The quake, which was initially reported at 6.9 magnitude before being revised lower, hit at a depth of 65 kilometres (40 miles) in the New Britain region.
"It would have been very widely felt," said seismologist Emma Mathews from Geoscience Australia, which put the quake's reading at 6.6 magnitude and a depth of 69 kilometres.
Mathews said while the threshold for a local tsunami was any quake within a depth of 100 kilometres, the Pacific Tsunami Warning Centre said that based on all the available data there was no threat of a destructive wave.
Geoscience Australia said the tremor could have been felt by people up to 836 kilometres away from its epicentre off the sparsely populated west coast of the island of New Britain, while damage could have been caused within a 67 kilometre radius.
There were no immediate reports of damage.
Earthquakes are common in Papua New Guinea, which sits on the so-called Pacific Ring of Fire, a hotspot for seismic activity due to friction between tectonic plates.

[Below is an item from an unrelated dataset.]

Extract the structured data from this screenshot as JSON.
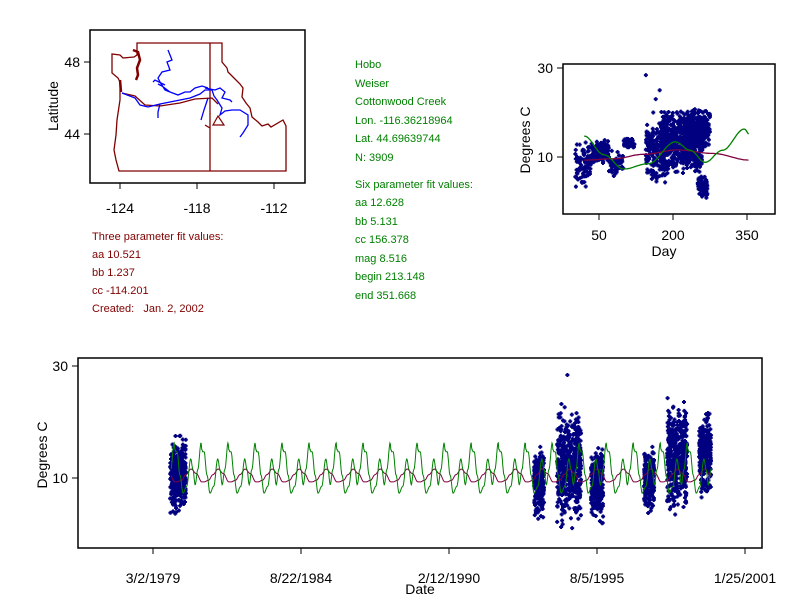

In April a powerful 7.1-magnitude tremor struck off Papua New Guinea off the town of Panguna on the remote and volcanic Bougainville island. It which was followed by a 6.7-magnitude quake a little further from the town.
In 2013 the neighbouring Solomons Island were hit by a devastating tsunami after an 8.0-magnitude earthquake rattled the region. That tsunami left at least 10 people dead, destroyed hundreds of homes and left thousands of people homeless.